The NHL has operated the Coyotes since they were purchased out of U.S. Bankruptcy Court in 2009 following former owner Jerry Moyes' attempt to sell the team to Blackberry founder Jim Balsillie, who wanted to move the franchise to Hamilton, Ontario. After numerous suitors fell through, the NHL finally reached agreement last month to sell the team to Renaissance Sports & Entertainment, a group headed by Canadian investors George Gosbee, Anthony LeBlanc and Daryl Jones.
But their deal is contingent upon reaching a new lease agreement for Jobing.com Arena, and negotiations with Glendale continue to drag on.
"This is really going to be a decision that the city of Glendale is going to have to make," Bettman said.
Added deputy commissioner Bill Daly, "They know what our decision timeline is and what are the decisions we have to make.

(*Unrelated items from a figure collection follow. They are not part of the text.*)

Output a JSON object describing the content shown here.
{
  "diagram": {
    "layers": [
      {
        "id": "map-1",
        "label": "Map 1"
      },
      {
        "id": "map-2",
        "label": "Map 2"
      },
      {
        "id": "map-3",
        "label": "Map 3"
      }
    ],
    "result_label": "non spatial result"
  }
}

There's no misunderstandings."
Phoenix ranked second-to-last in attendance this season, drawing fewer than 14,000 fans per game. That was about 81 percent capacity of Jobing.com Arena, well below the regular-season league average of 97 percent. But that isn't an indication that a franchise can't succeed in Arizona, Bettman said.
"We actually believe that if you gave the community an owner, not the league, who said, 'I'm committed to being there,' this franchise could be successful from a business standpoint," Bettman said. "We've seen what the fan base there can do with the uncertainty. ... If there was certainty surrounding the franchise, its fortunes would improve dramatically and immediately, just by virtue of putting in a real owner."
But the league won't let the uncertainty drag on any longer.
Asked what the NHL will do if the new owners and city officials can't reach an agreement, Bettman said he wasn't going to get into speculation. But mothballing the team is one option. So is moving it, and Bettman indicated there are cities that could take control of the Coyotes this summer and be ready to play in October.
"There are a myriad of options," he said. "The focus, at least for the time being, remains on having the Coyotes in Arizona. Obviously, we'll have lots of choices, options and decisions. If we get to that point — and hopefully we won't — then we'll focus on which one is the best."
Bettman touched on several other topics in his half-hour news conference, including whether NHL players will be at the Sochi Olympics next year. Though Bettman said he's "optimistic" a deal will be reached, the distance and the location — Sochi is a 10 ½- hour flight from New York — have complicated the talks.
"We continue to work at it," Daly said. "The parties have been in close contact in recent days, and we hope to get together and get it hammered out in the near future."
Bettman also said the NHL is thriving despite the lockout that shortened the season to 48 games. Arenas were 97 percent full during the regular season and have topped 100 percent during the playoffs, he said. There also have been increases — "and records, in some cases" — in TV ratings, both nationally and locally, Bettman said.
The league also expects to see revenues above what would correspond with only playing 58 percent of its schedule.
"Obviously we had a start to the season which was not the one we wanted," Bettman said. "But when you look at the entirety of what's gone on, no doubt our fans have been nothing short of spectacular. We're grateful for that and we thank them."
Bettman was the target of much of the fans' ire during the lockout. But he has continued to be visible, and that won't change when it comes to awarding the Stanley Cup.
Asked if he planned to award the trophy to either Boston or Chicago, Bettman responded with an emphatic, "Yes."